I read this book a while ago, but it has stayed with me. I learned a lot from its methodology that bridges intellectual history together with a critical approach to human rights (Whyte’s book mixes interviews with archival research). I also found the book’s aims to be far-reaching and ambitious (in a good way). In exploring the politics and epistemologies of neoliberalism, Whyte is also offering a lens through which to understand how the work

of neoliberal (and ordoliberal!) thinkers and economists (von Mises, Hayek, Friedman, Ropke, to name a few) has so profoundly shaped the world we lived in today.

In centering how these thinkers constructed a morality of and for the economy, Whyte’s book helps us appreciate why neoliberalism —today often used as a blanket term that signifies anything from the social architecture of financialization to political rationality— has proved so attractive starting the second half of the 20th century. She examines the different social, political, ethical, and philosophical facets of neoliberalism: the moral imaginations inherent to this economic project, views on science and rationality, knowledge, technology, expertise, role of the family, gendered and (to a certain extent) racialized divisions of labor, relationships between nations, states, global forces, and the environment, and finally (something that is very central to the arguments this book makes) conceptualizations of welfare, charity and the question of human rights as something that cannot challenge the market order.  
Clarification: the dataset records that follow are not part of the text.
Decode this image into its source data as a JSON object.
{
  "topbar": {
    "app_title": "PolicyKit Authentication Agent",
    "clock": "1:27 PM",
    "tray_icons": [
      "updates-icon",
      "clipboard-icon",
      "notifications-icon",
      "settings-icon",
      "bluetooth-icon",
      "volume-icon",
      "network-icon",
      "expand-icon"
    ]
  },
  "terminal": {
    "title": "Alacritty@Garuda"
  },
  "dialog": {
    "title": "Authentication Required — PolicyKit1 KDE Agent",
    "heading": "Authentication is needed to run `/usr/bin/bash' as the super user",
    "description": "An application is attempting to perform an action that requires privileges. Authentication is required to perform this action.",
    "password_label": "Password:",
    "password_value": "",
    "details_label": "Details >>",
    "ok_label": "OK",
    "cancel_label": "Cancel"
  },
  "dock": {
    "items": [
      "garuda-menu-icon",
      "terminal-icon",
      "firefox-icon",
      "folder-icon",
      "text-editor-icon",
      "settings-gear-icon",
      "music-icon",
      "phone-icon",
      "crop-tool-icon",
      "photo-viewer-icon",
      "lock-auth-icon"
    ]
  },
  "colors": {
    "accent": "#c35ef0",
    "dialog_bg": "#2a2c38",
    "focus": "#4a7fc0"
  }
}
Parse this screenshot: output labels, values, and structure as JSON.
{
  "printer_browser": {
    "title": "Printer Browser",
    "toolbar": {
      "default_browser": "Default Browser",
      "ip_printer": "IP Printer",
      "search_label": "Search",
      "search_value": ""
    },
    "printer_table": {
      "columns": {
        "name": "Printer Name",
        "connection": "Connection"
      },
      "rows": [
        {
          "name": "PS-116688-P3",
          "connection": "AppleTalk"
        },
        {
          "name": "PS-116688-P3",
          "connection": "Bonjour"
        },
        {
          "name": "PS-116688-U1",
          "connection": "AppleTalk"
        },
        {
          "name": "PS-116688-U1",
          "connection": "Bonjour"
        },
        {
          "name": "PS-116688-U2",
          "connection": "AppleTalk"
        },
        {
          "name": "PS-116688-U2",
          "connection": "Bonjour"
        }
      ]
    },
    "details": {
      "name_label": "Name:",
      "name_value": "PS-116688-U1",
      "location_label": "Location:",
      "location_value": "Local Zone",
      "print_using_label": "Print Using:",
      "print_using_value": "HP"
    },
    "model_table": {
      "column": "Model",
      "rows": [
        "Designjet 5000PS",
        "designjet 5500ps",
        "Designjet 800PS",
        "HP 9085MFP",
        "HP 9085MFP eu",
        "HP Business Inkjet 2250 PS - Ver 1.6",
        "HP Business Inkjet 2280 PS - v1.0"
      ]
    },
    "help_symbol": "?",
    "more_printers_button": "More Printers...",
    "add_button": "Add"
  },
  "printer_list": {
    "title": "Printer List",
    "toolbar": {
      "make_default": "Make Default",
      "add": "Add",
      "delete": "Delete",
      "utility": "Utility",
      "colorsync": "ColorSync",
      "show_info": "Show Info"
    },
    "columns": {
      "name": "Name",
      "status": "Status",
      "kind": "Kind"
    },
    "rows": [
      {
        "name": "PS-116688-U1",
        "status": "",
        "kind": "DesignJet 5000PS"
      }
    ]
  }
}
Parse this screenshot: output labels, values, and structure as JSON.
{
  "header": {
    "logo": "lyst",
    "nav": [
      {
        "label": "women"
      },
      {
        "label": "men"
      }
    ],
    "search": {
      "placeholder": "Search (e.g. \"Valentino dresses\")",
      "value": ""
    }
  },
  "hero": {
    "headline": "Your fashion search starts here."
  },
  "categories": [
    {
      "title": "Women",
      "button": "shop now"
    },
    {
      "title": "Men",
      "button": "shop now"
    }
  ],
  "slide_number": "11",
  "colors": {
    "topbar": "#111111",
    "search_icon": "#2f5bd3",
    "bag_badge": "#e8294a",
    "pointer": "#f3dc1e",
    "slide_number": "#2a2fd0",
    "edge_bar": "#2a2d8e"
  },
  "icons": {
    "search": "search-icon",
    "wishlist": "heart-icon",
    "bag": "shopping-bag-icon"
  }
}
In fact, the market itself is presented as a form of ‘pragmatic and realistic common sense’ endowed with a pacifying role. Whyte delineates neoliberalism’s political and moral arguments. Drawing directly from Montesquieu's idea of a doux commerce, these emphasize the power of the market as an order that civilizes people and dissuades them from resorting to violence. Equally pertinent are the links (temporal, geographic, epistemological) that the author draws between the UN universal declaration of human rights and the rise of the Mont Pelerin Society which concur to produce depoliticized notions of human rights for the post-World War II world order. Excluding socioeconomic rights, these are both the byproducts of the market and essential to preserving it.  

I cannot recommend this thought-provoking book enough; it will prompt many discussions and debates especially in light of a continued and deepening erosion of all forms of rights.